Бойка вдруг вскочила и задрожала, как осенний лист, что еле держится на оголенной ветке. Она бурно бросилась в объятия Момчила, охватила его обеими руками и тихо, без слез заплакала.
— Давайте рубаху! — повторил за дверью Топур-паша, но жилистая рука схватила его за плечо и дернула назад.
— Милачок, ты не кукарекай, не то положу твою голову на колоду и отрублю топором, как петуху. Да, отдам тебя бабам, чтобы сварили в кастрюле. Погоди еще малость, пускай сваты разберутся, кому копать клад на Калепатеке. Пошли чокнемся! Желаю пить из стеклянного стакана. Не хочу баклагу! Давай выйдем на холодок, я тебе что-то сказать хочу…
Сторож Димо потащил Топур-пашу на улицу и начал ощупывать его голову.
— Где у тебя ухо? Ты не дергайся, не укушу. Дай ухо, я тебе одну штуку скажу!

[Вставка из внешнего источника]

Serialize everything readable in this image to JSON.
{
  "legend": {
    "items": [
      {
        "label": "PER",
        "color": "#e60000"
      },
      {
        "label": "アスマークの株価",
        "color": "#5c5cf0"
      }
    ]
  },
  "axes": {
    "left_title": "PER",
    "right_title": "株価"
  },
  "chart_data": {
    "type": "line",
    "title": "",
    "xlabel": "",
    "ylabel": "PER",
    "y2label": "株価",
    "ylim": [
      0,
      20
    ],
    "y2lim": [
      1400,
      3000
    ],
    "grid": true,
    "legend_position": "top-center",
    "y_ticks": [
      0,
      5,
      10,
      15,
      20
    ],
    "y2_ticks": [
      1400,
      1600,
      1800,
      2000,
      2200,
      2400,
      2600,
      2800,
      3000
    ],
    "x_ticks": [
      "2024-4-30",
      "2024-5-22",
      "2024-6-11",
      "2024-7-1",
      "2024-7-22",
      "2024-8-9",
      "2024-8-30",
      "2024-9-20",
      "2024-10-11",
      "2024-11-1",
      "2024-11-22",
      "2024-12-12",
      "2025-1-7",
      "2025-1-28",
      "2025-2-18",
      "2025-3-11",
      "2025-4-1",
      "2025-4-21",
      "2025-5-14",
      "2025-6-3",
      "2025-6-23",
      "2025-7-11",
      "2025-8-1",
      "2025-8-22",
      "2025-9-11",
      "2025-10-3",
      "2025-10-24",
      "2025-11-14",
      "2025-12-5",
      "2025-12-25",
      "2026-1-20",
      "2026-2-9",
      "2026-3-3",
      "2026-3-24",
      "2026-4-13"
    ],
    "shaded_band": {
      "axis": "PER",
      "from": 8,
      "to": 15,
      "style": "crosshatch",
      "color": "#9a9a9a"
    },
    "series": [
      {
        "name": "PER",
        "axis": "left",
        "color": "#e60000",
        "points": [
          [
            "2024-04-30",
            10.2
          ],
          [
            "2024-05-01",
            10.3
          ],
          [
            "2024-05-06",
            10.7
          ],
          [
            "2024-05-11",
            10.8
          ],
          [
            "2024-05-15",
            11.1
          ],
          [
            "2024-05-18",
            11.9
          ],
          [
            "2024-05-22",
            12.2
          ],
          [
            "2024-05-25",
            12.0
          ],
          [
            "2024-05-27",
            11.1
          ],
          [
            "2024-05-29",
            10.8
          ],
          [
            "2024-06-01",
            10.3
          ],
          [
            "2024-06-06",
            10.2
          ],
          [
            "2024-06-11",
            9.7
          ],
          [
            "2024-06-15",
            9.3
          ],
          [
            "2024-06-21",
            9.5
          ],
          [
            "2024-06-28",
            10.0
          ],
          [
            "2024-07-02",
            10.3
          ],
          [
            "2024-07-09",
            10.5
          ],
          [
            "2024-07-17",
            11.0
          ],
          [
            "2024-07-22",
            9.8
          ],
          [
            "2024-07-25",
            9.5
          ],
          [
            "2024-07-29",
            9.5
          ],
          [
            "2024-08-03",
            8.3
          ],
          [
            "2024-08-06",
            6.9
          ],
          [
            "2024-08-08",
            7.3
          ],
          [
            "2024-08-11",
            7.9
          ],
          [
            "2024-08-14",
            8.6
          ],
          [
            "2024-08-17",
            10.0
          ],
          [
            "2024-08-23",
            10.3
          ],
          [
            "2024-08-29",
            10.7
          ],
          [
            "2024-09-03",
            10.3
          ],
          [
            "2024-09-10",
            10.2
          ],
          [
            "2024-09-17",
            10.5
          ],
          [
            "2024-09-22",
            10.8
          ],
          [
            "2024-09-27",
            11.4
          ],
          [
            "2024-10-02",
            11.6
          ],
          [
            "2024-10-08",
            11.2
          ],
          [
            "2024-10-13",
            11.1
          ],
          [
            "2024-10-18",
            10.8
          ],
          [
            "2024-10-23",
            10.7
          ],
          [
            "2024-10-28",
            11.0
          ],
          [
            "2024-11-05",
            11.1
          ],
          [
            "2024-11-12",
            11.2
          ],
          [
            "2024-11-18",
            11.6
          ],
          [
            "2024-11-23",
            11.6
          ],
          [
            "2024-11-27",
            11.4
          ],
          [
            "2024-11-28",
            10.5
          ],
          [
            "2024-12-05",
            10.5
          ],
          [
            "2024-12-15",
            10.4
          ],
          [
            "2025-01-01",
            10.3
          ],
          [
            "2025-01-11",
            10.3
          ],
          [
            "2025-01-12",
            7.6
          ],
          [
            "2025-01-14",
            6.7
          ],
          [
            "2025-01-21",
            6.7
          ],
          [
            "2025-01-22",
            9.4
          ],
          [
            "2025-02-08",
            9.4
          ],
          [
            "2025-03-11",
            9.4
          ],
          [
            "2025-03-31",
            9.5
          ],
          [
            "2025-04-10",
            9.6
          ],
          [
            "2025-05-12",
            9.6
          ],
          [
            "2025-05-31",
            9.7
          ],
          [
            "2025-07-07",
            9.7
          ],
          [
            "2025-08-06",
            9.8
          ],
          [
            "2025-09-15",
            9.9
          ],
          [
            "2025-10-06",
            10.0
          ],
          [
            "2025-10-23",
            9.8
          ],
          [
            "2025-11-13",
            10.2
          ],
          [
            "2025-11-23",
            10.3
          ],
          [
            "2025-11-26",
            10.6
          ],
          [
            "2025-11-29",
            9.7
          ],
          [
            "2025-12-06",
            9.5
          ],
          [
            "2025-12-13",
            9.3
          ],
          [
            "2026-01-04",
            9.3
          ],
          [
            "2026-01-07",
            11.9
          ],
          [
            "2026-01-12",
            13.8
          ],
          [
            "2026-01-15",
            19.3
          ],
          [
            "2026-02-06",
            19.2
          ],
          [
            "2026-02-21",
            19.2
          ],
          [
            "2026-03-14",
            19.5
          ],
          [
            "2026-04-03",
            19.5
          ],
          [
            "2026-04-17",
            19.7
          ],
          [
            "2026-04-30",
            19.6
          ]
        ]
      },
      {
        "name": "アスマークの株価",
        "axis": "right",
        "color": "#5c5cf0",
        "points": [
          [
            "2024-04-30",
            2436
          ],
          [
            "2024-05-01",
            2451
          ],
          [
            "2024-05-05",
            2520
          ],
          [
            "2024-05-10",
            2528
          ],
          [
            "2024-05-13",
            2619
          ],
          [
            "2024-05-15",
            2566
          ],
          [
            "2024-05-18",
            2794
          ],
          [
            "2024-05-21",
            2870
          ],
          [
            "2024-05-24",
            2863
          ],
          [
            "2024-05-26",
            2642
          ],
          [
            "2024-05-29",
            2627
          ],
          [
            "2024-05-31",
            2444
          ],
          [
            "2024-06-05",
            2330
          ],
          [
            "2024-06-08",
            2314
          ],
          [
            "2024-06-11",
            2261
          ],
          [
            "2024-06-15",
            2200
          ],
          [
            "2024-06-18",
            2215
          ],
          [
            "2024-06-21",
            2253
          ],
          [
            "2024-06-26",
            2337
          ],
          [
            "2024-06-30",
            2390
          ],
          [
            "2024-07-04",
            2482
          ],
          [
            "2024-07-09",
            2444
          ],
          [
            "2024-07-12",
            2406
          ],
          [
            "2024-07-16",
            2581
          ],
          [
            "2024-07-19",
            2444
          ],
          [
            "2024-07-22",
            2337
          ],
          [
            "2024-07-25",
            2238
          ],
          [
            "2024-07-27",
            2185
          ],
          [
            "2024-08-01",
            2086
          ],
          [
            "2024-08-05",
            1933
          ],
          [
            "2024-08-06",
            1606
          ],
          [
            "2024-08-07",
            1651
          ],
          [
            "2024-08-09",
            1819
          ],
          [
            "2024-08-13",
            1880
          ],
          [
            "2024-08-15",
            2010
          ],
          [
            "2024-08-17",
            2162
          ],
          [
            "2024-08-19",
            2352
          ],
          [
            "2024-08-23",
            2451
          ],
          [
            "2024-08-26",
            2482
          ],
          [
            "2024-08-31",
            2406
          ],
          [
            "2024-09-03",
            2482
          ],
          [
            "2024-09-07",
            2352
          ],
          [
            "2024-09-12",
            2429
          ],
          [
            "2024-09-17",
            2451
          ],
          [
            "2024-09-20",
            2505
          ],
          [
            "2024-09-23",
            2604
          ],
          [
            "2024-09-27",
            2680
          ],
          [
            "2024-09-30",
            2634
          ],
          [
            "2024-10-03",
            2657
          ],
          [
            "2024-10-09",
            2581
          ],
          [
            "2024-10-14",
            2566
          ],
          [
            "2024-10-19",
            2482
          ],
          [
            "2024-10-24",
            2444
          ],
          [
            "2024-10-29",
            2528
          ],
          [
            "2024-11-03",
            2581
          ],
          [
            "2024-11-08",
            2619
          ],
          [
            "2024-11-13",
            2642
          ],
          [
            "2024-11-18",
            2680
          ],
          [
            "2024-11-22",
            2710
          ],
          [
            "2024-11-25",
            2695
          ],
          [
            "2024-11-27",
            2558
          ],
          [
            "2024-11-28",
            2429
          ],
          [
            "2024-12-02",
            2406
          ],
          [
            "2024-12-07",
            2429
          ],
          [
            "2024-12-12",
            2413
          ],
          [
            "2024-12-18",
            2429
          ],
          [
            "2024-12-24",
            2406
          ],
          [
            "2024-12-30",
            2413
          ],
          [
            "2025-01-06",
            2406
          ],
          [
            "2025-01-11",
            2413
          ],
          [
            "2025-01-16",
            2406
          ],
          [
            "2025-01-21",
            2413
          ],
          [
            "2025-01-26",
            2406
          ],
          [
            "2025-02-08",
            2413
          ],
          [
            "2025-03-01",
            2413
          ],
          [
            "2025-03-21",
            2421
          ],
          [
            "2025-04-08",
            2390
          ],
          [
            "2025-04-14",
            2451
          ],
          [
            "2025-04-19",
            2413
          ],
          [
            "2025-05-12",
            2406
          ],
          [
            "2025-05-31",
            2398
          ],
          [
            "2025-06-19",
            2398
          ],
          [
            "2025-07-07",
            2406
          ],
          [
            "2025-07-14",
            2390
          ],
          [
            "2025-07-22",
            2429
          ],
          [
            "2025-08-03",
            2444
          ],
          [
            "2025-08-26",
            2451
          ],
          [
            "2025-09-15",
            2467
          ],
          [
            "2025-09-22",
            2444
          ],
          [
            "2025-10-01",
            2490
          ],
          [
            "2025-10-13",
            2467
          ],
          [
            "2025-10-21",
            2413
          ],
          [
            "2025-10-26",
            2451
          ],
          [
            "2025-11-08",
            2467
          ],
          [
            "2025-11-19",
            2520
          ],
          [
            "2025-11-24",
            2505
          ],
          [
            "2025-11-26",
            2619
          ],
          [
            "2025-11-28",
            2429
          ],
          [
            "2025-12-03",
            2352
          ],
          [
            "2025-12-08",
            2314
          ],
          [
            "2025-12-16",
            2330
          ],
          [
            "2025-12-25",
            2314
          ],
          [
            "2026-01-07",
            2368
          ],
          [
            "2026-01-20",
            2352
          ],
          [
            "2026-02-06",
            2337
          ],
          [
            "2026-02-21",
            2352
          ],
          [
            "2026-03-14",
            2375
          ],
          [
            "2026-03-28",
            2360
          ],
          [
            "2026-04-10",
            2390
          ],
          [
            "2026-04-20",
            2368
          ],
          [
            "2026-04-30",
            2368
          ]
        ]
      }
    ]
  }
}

— Говори! — насторожился Топур-паша.
— Милачок, я тут один стаканчик приготовил — без дна. Как рубашку вынесут, ты не лезь вперед. Я сам хочу поднести гретой ракии сватам. Ишь, клад делят… Я этого дня давно жду! Угощу Кольо-гайдука, будет он меня помнить! Попробовал я копать на Калепатеке, он меня знаешь как отделал! Все кости переломал. Копал, верно. А что, разве мне золото не нужно? Неужто я богатством распорядиться не сумею! Неужто у меня нету права накупить себе земли, завести стада в горах, дворец себе построить, подарить жене на шею золотое монисто, чтобы блестело не хуже Бойкиного! Ясно говорю?
— Ясно! Как вот эта свечка!
— Когда Кольо-гайдук умрет, я этот клад вырою. Пусть кто попробует эти деньги тронуть — в решето превращу! Почему? Потому что мне за них больше всего синяков досталось.
— И за Бойку…
— И за Бойку, правильно. Милачок, хороша баба! Огонь! Я ее летом видел, да как видел! Хошь, скажу! Идет из сада, несет две большие корзины черешни. А сама — всем черешням черешня, съел бы, да и только! Идет по тропке через просо к речке, туфлями скрипит — скрип, скрип, будто мышь по доске. А я за ней следом, как кот какой. Плечо у нее под коромыслом покраснело. Верхняя пуговка на рубашке расстегнута, а под рубашкой бьются две горлинки! И-эх! Только держись!
— Будет тебе, — Топур-паша стал вырываться. — Не хочу я таких слов слушать. Мы ихний хлеб едим, ихнее вино пьем.
— Ах ты, святенький! Ах ты, монашка непорочная! Не хочет слушать! Отчего так? Да ты сам все время носом водишь, будто пес, который зайца учуял. Думаешь не видно? Молчи, стой тут! А ихний хлеб мы с тобой давно с лихвой отработали! Так слушай, милачок. Подошла Бойка к перелазу отцовского сада, сняла корзины с коромысла, поставила у плетня, а сама в сад перемахнула. Да через покос, мимо тутовника, и шмыгнула в ивняк. А я, милачок, обошел вокруг пчельника деда Обрешко и на другой берег, да на пузе, что твой змей, ползу в высокой траве. Хотелось мне увидеть, что разгорячившаяся девка делать станет. Я, милачок, человек не робкий, но когда Бойка рубаху с себя стянула да на берег кинула — обмер. Сердце стучит, как цыганский даул. Ползу обратно, опять как змей, да только змей-то поперек спины ударенный. И бегом оттуда… Не могу ее забыть! Как свеча, говоришь? Правильно! Вот я подожгу сейчас Кольов дом!